I love revisiting plays that I haven't read for years. The last time I read this play was in college when NYU did it as a Mainstage production. I was called back for Chris then and she is the character that still intrigues me now (and I'm much closer to her real age now.)
Dancing at Lughnasa is the story of five Irish sisters, all unmarried, all struggling to live day-to-day. The youngest, Chris, has a child named Michael out of wedlock with her on-again-off-again sweetheart Gerry. Michael is seven but only seen on stage in the form of a grown-up narrator, as it is Michael's memories that we are revisiting in the play. The 7-yr. old version is never seen but often interacted with, while narrator Michael voices him from the side of the stage. The other male member of the family - Jack, the girls' brother - has returned from a long trip in Africa and has seen better days.
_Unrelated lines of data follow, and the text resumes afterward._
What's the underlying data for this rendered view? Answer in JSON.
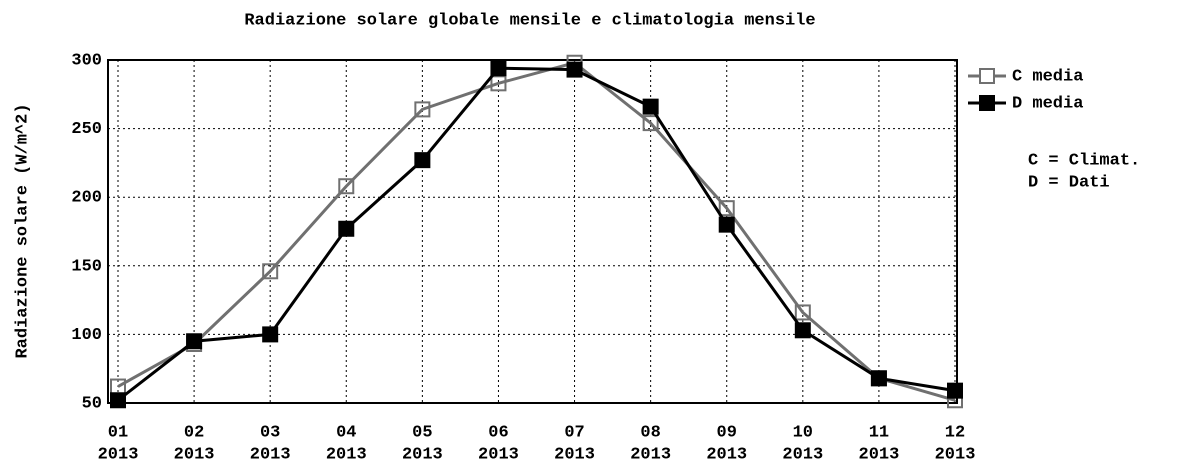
{
  "chart_data": {
    "type": "line",
    "title": "Radiazione solare globale mensile e climatologia mensile",
    "y_label": "Radiazione solare (W/m^2)",
    "categories": [
      [
        "01",
        "2013"
      ],
      [
        "02",
        "2013"
      ],
      [
        "03",
        "2013"
      ],
      [
        "04",
        "2013"
      ],
      [
        "05",
        "2013"
      ],
      [
        "06",
        "2013"
      ],
      [
        "07",
        "2013"
      ],
      [
        "08",
        "2013"
      ],
      [
        "09",
        "2013"
      ],
      [
        "10",
        "2013"
      ],
      [
        "11",
        "2013"
      ],
      [
        "12",
        "2013"
      ]
    ],
    "series": [
      {
        "name": "C media",
        "color": "#707070",
        "marker": "open-square",
        "values": [
          62,
          93,
          146,
          208,
          264,
          283,
          298,
          254,
          192,
          116,
          68,
          52
        ]
      },
      {
        "name": "D media",
        "color": "#000000",
        "marker": "filled-square",
        "values": [
          52,
          95,
          100,
          177,
          227,
          294,
          293,
          266,
          180,
          103,
          68,
          59
        ]
      }
    ],
    "annotations": [
      "C = Climat.",
      "D = Dati"
    ],
    "ylim": [
      50,
      300
    ],
    "yticks": [
      50,
      100,
      150,
      200,
      250,
      300
    ],
    "grid": true,
    "legend": "right"
  }
}
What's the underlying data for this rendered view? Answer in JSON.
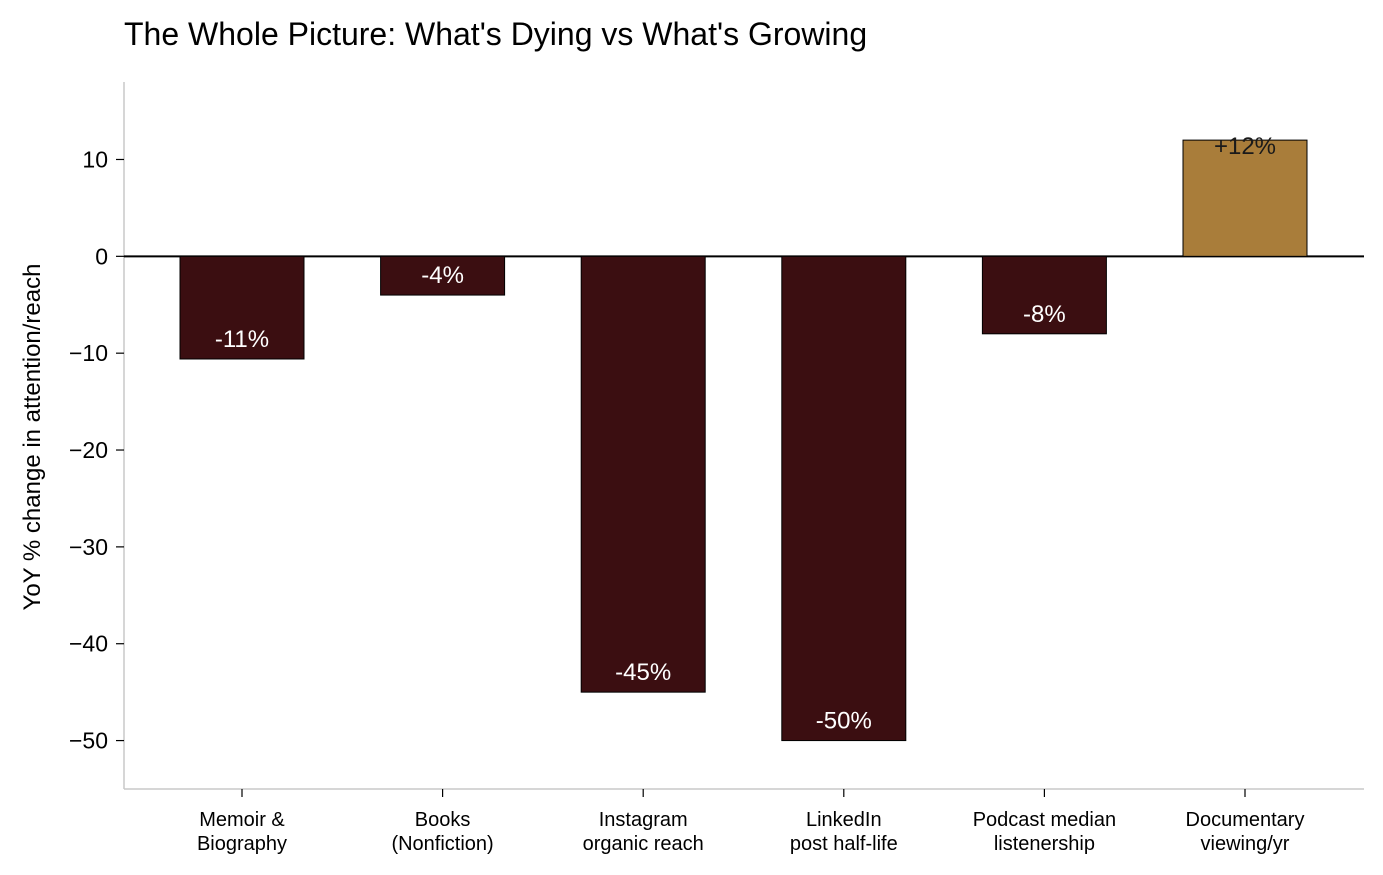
{
  "chart_data": {
    "type": "bar",
    "title": "The Whole Picture: What's Dying vs What's Growing",
    "xlabel": "",
    "ylabel": "YoY % change in attention/reach",
    "ylim": [
      -55,
      18
    ],
    "yticks": [
      10,
      0,
      -10,
      -20,
      -30,
      -40,
      -50
    ],
    "ytick_labels": [
      "10",
      "0",
      "−10",
      "−20",
      "−30",
      "−40",
      "−50"
    ],
    "categories": [
      [
        "Memoir &",
        "Biography"
      ],
      [
        "Books",
        "(Nonfiction)"
      ],
      [
        "Instagram",
        "organic reach"
      ],
      [
        "LinkedIn",
        "post half-life"
      ],
      [
        "Podcast median",
        "listenership"
      ],
      [
        "Documentary",
        "viewing/yr"
      ]
    ],
    "values": [
      -10.6,
      -4,
      -45,
      -50,
      -8,
      12
    ],
    "data_labels": [
      "-11%",
      "-4%",
      "-45%",
      "-50%",
      "-8%",
      "+12%"
    ],
    "colors": {
      "declining": "#3b0e11",
      "growing": "#a97d3a",
      "label_on_declining": "#ffffff",
      "label_on_growing": "#1a1a1a"
    },
    "grid": false,
    "legend": "none"
  }
}
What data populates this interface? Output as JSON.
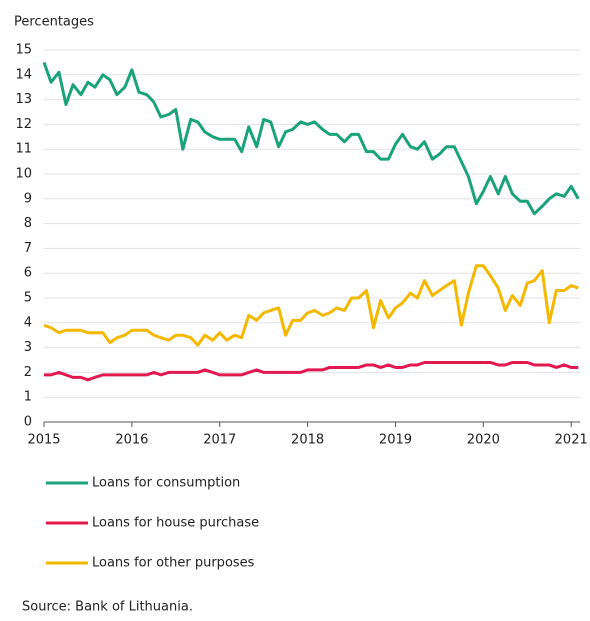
{
  "chart_data": {
    "type": "line",
    "ylabel": "Percentages",
    "source": "Source: Bank of Lithuania.",
    "x": [
      2015,
      2015.08,
      2015.17,
      2015.25,
      2015.33,
      2015.42,
      2015.5,
      2015.58,
      2015.67,
      2015.75,
      2015.83,
      2015.92,
      2016,
      2016.08,
      2016.17,
      2016.25,
      2016.33,
      2016.42,
      2016.5,
      2016.58,
      2016.67,
      2016.75,
      2016.83,
      2016.92,
      2017,
      2017.08,
      2017.17,
      2017.25,
      2017.33,
      2017.42,
      2017.5,
      2017.58,
      2017.67,
      2017.75,
      2017.83,
      2017.92,
      2018,
      2018.08,
      2018.17,
      2018.25,
      2018.33,
      2018.42,
      2018.5,
      2018.58,
      2018.67,
      2018.75,
      2018.83,
      2018.92,
      2019,
      2019.08,
      2019.17,
      2019.25,
      2019.33,
      2019.42,
      2019.5,
      2019.58,
      2019.67,
      2019.75,
      2019.83,
      2019.92,
      2020,
      2020.08,
      2020.17,
      2020.25,
      2020.33,
      2020.42,
      2020.5,
      2020.58,
      2020.67,
      2020.75,
      2020.83,
      2020.92,
      2021,
      2021.08
    ],
    "series": [
      {
        "name": "Loans for consumption",
        "color": "#1aa37a",
        "values": [
          14.5,
          13.7,
          14.1,
          12.8,
          13.6,
          13.2,
          13.7,
          13.5,
          14.0,
          13.8,
          13.2,
          13.5,
          14.2,
          13.3,
          13.2,
          12.9,
          12.3,
          12.4,
          12.6,
          11.0,
          12.2,
          12.1,
          11.7,
          11.5,
          11.4,
          11.4,
          11.4,
          10.9,
          11.9,
          11.1,
          12.2,
          12.1,
          11.1,
          11.7,
          11.8,
          12.1,
          12.0,
          12.1,
          11.8,
          11.6,
          11.6,
          11.3,
          11.6,
          11.6,
          10.9,
          10.9,
          10.6,
          10.6,
          11.2,
          11.6,
          11.1,
          11.0,
          11.3,
          10.6,
          10.8,
          11.1,
          11.1,
          10.5,
          9.9,
          8.8,
          9.3,
          9.9,
          9.2,
          9.9,
          9.2,
          8.9,
          8.9,
          8.4,
          8.7,
          9.0,
          9.2,
          9.1,
          9.5,
          9.0
        ]
      },
      {
        "name": "Loans for house purchase",
        "color": "#e3184f",
        "values": [
          1.9,
          1.9,
          2.0,
          1.9,
          1.8,
          1.8,
          1.7,
          1.8,
          1.9,
          1.9,
          1.9,
          1.9,
          1.9,
          1.9,
          1.9,
          2.0,
          1.9,
          2.0,
          2.0,
          2.0,
          2.0,
          2.0,
          2.1,
          2.0,
          1.9,
          1.9,
          1.9,
          1.9,
          2.0,
          2.1,
          2.0,
          2.0,
          2.0,
          2.0,
          2.0,
          2.0,
          2.1,
          2.1,
          2.1,
          2.2,
          2.2,
          2.2,
          2.2,
          2.2,
          2.3,
          2.3,
          2.2,
          2.3,
          2.2,
          2.2,
          2.3,
          2.3,
          2.4,
          2.4,
          2.4,
          2.4,
          2.4,
          2.4,
          2.4,
          2.4,
          2.4,
          2.4,
          2.3,
          2.3,
          2.4,
          2.4,
          2.4,
          2.3,
          2.3,
          2.3,
          2.2,
          2.3,
          2.2,
          2.2
        ]
      },
      {
        "name": "Loans for other purposes",
        "color": "#f5b800",
        "values": [
          3.9,
          3.8,
          3.6,
          3.7,
          3.7,
          3.7,
          3.6,
          3.6,
          3.6,
          3.2,
          3.4,
          3.5,
          3.7,
          3.7,
          3.7,
          3.5,
          3.4,
          3.3,
          3.5,
          3.5,
          3.4,
          3.1,
          3.5,
          3.3,
          3.6,
          3.3,
          3.5,
          3.4,
          4.3,
          4.1,
          4.4,
          4.5,
          4.6,
          3.5,
          4.1,
          4.1,
          4.4,
          4.5,
          4.3,
          4.4,
          4.6,
          4.5,
          5.0,
          5.0,
          5.3,
          3.8,
          4.9,
          4.2,
          4.6,
          4.8,
          5.2,
          5.0,
          5.7,
          5.1,
          5.3,
          5.5,
          5.7,
          3.9,
          5.2,
          6.3,
          6.3,
          5.9,
          5.4,
          4.5,
          5.1,
          4.7,
          5.6,
          5.7,
          6.1,
          4.0,
          5.3,
          5.3,
          5.5,
          5.4
        ]
      }
    ],
    "xlim": [
      2015,
      2021.1
    ],
    "xticks": [
      2015,
      2016,
      2017,
      2018,
      2019,
      2020,
      2021
    ],
    "ylim": [
      0,
      15
    ],
    "yticks": [
      0,
      1,
      2,
      3,
      4,
      5,
      6,
      7,
      8,
      9,
      10,
      11,
      12,
      13,
      14,
      15
    ],
    "grid": true
  }
}
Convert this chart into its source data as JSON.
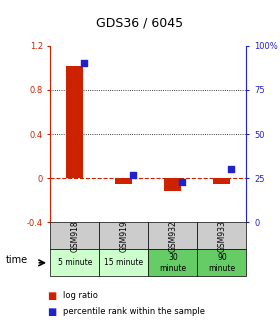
{
  "title": "GDS36 / 6045",
  "samples": [
    "GSM918",
    "GSM919",
    "GSM932",
    "GSM933"
  ],
  "time_labels": [
    "5 minute",
    "15 minute",
    "30\nminute",
    "90\nminute"
  ],
  "time_colors": [
    "#ccffcc",
    "#ccffcc",
    "#66cc66",
    "#66cc66"
  ],
  "log_ratio": [
    1.02,
    -0.05,
    -0.12,
    -0.05
  ],
  "percentile": [
    90,
    27,
    23,
    30
  ],
  "ylim_left": [
    -0.4,
    1.2
  ],
  "ylim_right": [
    0,
    100
  ],
  "yticks_left": [
    -0.4,
    0.0,
    0.4,
    0.8,
    1.2
  ],
  "yticks_right": [
    0,
    25,
    50,
    75,
    100
  ],
  "ytick_labels_left": [
    "-0.4",
    "0",
    "0.4",
    "0.8",
    "1.2"
  ],
  "ytick_labels_right": [
    "0",
    "25",
    "50",
    "75",
    "100%"
  ],
  "hlines": [
    0.4,
    0.8
  ],
  "bar_color": "#cc2200",
  "scatter_color": "#2222cc",
  "zero_line_color": "#cc2200",
  "bg_color": "#ffffff",
  "sample_header_color": "#cccccc",
  "legend_log_color": "#cc2200",
  "legend_pct_color": "#2222cc"
}
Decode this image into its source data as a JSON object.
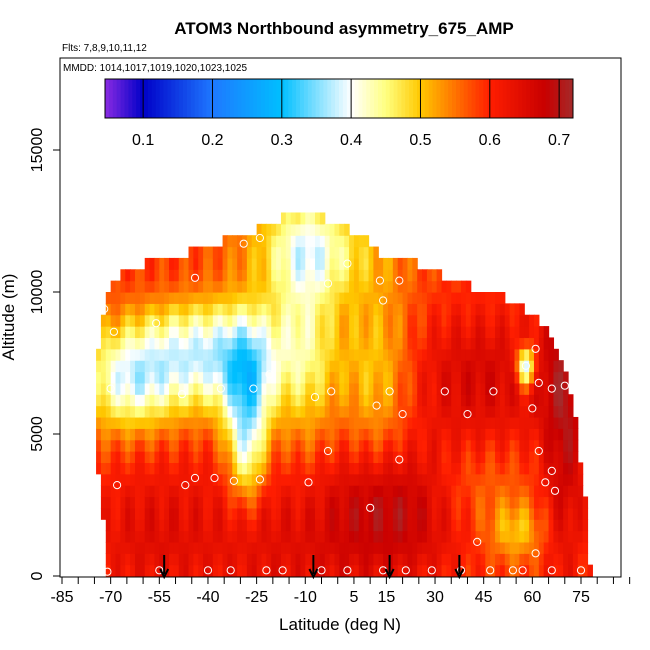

The title refers to a Festival in honor of the Celtic God of the Harvest, Lugh, at which there is much dancing and cavorting. The sisters haven't been to the festival in years and can't really afford to go, but Agnes, the middle sister, has saved some money from her knitting and wants to treat everyone to an evening of fun! Kate, who at 40 is the oldest and strictest, responds:
Just look at yourselves! Dancing at our time of day? That's for young people with no duties and no responsibilities and nothing in their heads but pleasure.Why should those qualities should be limited to young people? Everyone deserves a break from the weight of the world (why do you think weekends exist?) Course, for us theatre people the weekend is still the workweek, but even then it's full of pleasure! I digress.
Poor Chris. I feel for her - loving a man that came in and out of her life like a whirlwind, waiting to know if he'll come again, believing his promises even when it's foolish to do so. She has received a certain amount of shame by having Michael without getting married and the shame has cast a shadow over the family. Gerry is not exactly the sisters' favorite person but during the play he comes to visit and sweeps Chris right back up off her feet. They spend the afternoon dancing and talking and Gerry sees his son for the first time in a while. Chris gets her hopes up and then Gerry tells her that he's going off to fight for the Popular Front, a Spanish government. He's a man who is looking for a cause and explains to Chris:
And there's bound to be something right about the cause, isn't there? And it's somewhere to go - isn't it? Maybe that's the important thing for a man: a named destination - democracy, Ballybeg, heaven. Women's illusions aren't so easily satisfied - they make better drifters.What he really needs is some order, a sense of structure in his life. No doubt he'll find that in a war.
Many more things happen to the sisters over the course of the play that are subtle and moving. I love what Friel has done with the narrator - grown up Michael. He speaks with a beautifully poetic tone that is of course Friel's .. in his closing speech he speaks about dancing in a way that spoke right to my soul.
Dancing with eyes half closed because to open them would break the spell. Dancing as if language had surrendered to movement - as if this ritual, this wordless ceremony, was now the way to speak, to whisper private and sacred things, to be in touch with some otherness. Dancing as if the very heart of life and all its hopes might be found in those assuaging notes and those hushed rhythms and in those silent and hypnotic movements. Dancing as if language no longer existed because words were no longer necessary ...That's exactly how it feels to me when I dance. It's a fuller form of expression. So often I feel that words alone cannot fully convey the meaning in my heart or in my head. It's a shame that if I broke out into choreography on the street or in a bar people would think I was loony.. because I'm really just feeling on a different level.
Tomorrow's Play: Mauritius by Theresa Rebeck
Ps. Um, what? There's a movie with Meryl Streep? Netflix!